A Short Story about SCSI

Back in 1991, I had a lot of SCSI equipment for my Mac. SCSI was fast for the day, but it was also finicky. You could daisy chain devices, but the chain always had to end with a terminator.

I had two Syquest drives, which were 40 megabyte removable hard drives(!), an Apple flatbed scanner, and I think one other device. When you bought peripherals, they all came with cables, and of course Apple sold their own, very expensive cables.

Budgets were not endless so we used whatever we had, and usually the longer cables because it made positioning equipment easier. My setup at home was driven by a Mac IIcx, a true workhorse of a computer.

I would copy and backup documents between drives, but sometimes, the entire system would lock up. The only solution was a hard reboot, and in those days, a hard reboot was a huge problem due to file system corruption.

After some period of time, and a lot of data loss or time spent running Disk Warrior, I finally used our AppleLink account to contact Apple and ask DTS if they had any hints for how I could fix things. I was not expecting a response, but did I ever get a response!

This was around November and the engineer who wrote back asked if it would be ok to stop by my apartment over Christmas break, as they were visiting family in Los Angeles.
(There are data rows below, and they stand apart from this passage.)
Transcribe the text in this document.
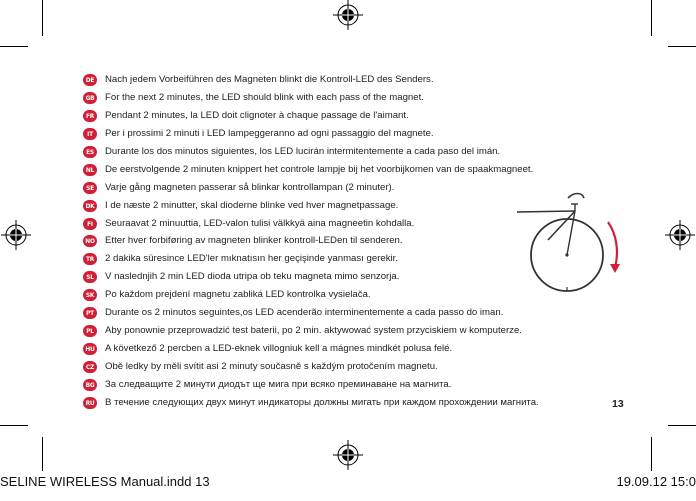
DE Nach jedem Vorbeiführen des Magneten blinkt die Kontroll-LED des Senders.
GB For the next 2 minutes, the LED should blink with each pass of the magnet.
FR	Pendant 2 minutes, la LED doit clignoter à chaque passage de l'aimant.
IT	Per i prossimi 2 minuti i LED lampeggeranno ad ogni passaggio del magnete.
ES	Durante los dos minutos siguientes, los LED lucirán intermitentemente a cada paso del imán.
NL	De eerstvolgende 2 minuten knippert het controle lampje bij het voorbijkomen van de spaakmagneet.
SE	Varje gång magneten passerar så blinkar kontrollampan (2 minuter).
DK I de næste 2 minutter, skal dioderne blinke ved hver magnetpassage.
FI	Seuraavat 2 minuuttia, LED-valon tulisi välkkyä aina magneetin kohdalla.
NO Etter hver forbiføring av magneten blinker kontroll-LEDen til senderen.
TR	2 dakika süresince LED'ler mıknatısın her geçişinde yanması gerekir.
SL	V naslednjih 2 min LED dioda utripa ob teku magneta mimo senzorja.
SK Po každom prejdení magnetu zabliká LED kontrolka vysielača.
PT	Durante os 2 minutos seguintes,os LED acenderão interminentemente a cada passo do iman.
PL	Aby ponownie przeprowadzić test baterii, po 2 min. aktywować system przyciskiem w komputerze.
HU A következő 2 percben a LED-eknek villogniuk kell a mágnes mindkét polusa felé.
CZ	Obě ledky by měli svítit asi 2 minuty současně s každým protočením magnetu.
BG За следващите 2 минути диодът ще мига при всяко преминаване на магнита.
RU В течение следующих двух минут индикаторы должны мигать при каждом прохождении магнита.	13
SELINE WIRELESS Manual.indd 13	19.09.12 15:0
I was amazed and of course I took them up on their generous offer.

There was a knock on the door, and sure enough, there was an engineer, carrying a couple of large bags. I welcomed them in and we went to my desk. They took a look and pretty much knew what the issue was, but wanted to run some tests.

They popped the lid off my IIcx and opened one of the bags. Inside was an oscilloscope! They connected the scope to the SCSI controller and asked me to try a few things. It did not take long before the bus flat lined, and we could see how noisy the bus was.

They suggested we replace all of my cables with Apple cables, which were shorter and much thicker in insulation and construction. We reconnected with the better cables and an Apple SCSI terminator. We ran tests for another hour. The system worked flawlessly!

They asked if it would be ok to give me these cables in exchange for my crappy cables so they could study why these cables caused the system so many problems. I gleefully accepted the offer, thanked the engineer and they were on their way.

This was some of the best Apple service that I had ever received, and I never bought cheap SCSI cables again.